Copy the page URI to the clipboard
Tiddi, Ilaria
(2016).
DOI: https://doi.org/10.21954/ou.ro.0000bad3
Abstract
Knowledge Discovery (KD) is a long-tradition field aiming at developing methodologies to detect hidden patterns and regularities in large datasets, using techniques from a wide range of domains, such as statistics, machine learning, pattern recognition or data visualisation. In most real world contexts, the interpretation and explanation of the discovered patterns is left to human experts, whose work is to use their background knowledge to analyse, refine and make the patterns understandable for the intended purpose. Explaining patterns is therefore an intensive and time-consuming process, where parts of the knowledge can remain unrevealed, especially when the experts lack some of the required background knowledge.

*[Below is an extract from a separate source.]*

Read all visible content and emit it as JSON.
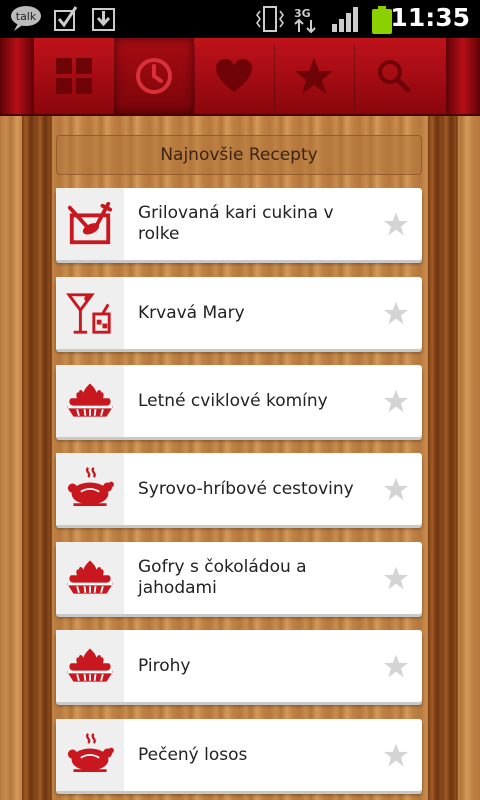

In this thesis, we investigate the hypothesis that such interpretation process can be facilitated by introducing background knowledge from the Web of (Linked) Data. In the last decade, many areas started publishing and sharing their domain-specific knowledge in the form of structured data, with the objective of encouraging information sharing, reuse and discovery. With a constantly increasing amount of shared and connected knowledge, we thus assume that the process of explaining patterns can become easier, faster, and more automated.
To demonstrate this, we developed Dedalo, a framework that automatically provides explanations to patterns of data using the background knowledge extracted from the Web of Data. We studied the elements required for a piece of information to be considered an explanation, identified the best strategies to automatically find the right piece of information in the Web of Data, and designed a process able to produce explanations to a given pattern using the background knowledge autonomously collected from the Web of Data.
The final evaluation of Dedalo involved users within an empirical study based on a real-world scenario. We demonstrated that the explanation process is complex when not being familiar with the domain of usage, but also that this can be considerably simplified when using the Web of Data as a source of background knowledge.